Following sequencing, we trimmed molecular adapters and barcodes from sequenced reads before merging forward and reverse reads using publicly available software and pipelines (Prendergast et al. 2019; https://github.com/DReichLab/ADNA-Tools). We allowed up to three mismatches at positions of low base quality (lower than 20) and up to one mismatch at higher base quality (20 or greater); in cases of base matching, we kept the highest base quality in the overlap region, whereas in cases in which bases differed, we retained the higher quality base with reduced base quality of the difference of the two base qualities. We aligned reads to the mitochondrial RSRS genome (Behar et al. 2012) and to the hg19 human reference sequence with the samse command in BWA (v0.7.15) (Li and Durbin 2009). We use the hg19 build of the human genome to avoid potential reference bias possible when performing population genetics analysis with other samples previously aligned to hg19, which is the historical norm for ancient DNA studies. Other versions of the human reference are expected to have nearly identical numbers of SNPs in aligned reads, but those SNPs may be biased relative to hg19.

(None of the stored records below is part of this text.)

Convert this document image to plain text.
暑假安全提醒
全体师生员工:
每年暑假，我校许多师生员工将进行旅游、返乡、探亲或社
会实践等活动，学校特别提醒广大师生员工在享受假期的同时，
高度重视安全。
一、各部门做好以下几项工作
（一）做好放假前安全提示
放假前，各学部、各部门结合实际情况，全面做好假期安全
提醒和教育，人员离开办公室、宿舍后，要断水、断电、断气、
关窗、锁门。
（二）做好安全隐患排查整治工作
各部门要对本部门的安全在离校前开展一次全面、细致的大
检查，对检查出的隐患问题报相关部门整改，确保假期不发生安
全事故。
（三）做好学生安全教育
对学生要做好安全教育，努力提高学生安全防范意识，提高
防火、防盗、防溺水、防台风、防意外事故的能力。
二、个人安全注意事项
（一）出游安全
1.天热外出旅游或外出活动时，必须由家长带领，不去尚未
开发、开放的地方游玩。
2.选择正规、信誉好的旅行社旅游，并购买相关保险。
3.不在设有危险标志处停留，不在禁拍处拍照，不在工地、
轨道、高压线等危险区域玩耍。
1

We used the tool ContamMix (Fu et al. 2014) to determine the rate of matching between the consensus RSRS sequence and reads that aligned to the mitochondrial genome. We determined the rate of C-to-T substitution at the terminal ends of each molecule using PMDtools (Skoglund et al. 2014; https://github.com/pontussk/PMDtools). We used the tool ANGSD (Korneliussen et al. 2014) to determine the amount of contamination in the X Chromosome of individuals identified as genetically male. The complexity of the sample was assessed by quantifying the number of unique reads expected from a predetermined number of reads hitting target.

Data access

All sequencing data generated in this study have been submitted to the European Nucleotide Archive (ENA; https://www.ebi.ac.uk/ena) under accession number PRJEB32751.

Competing interest statement

The authors declare no competing interests.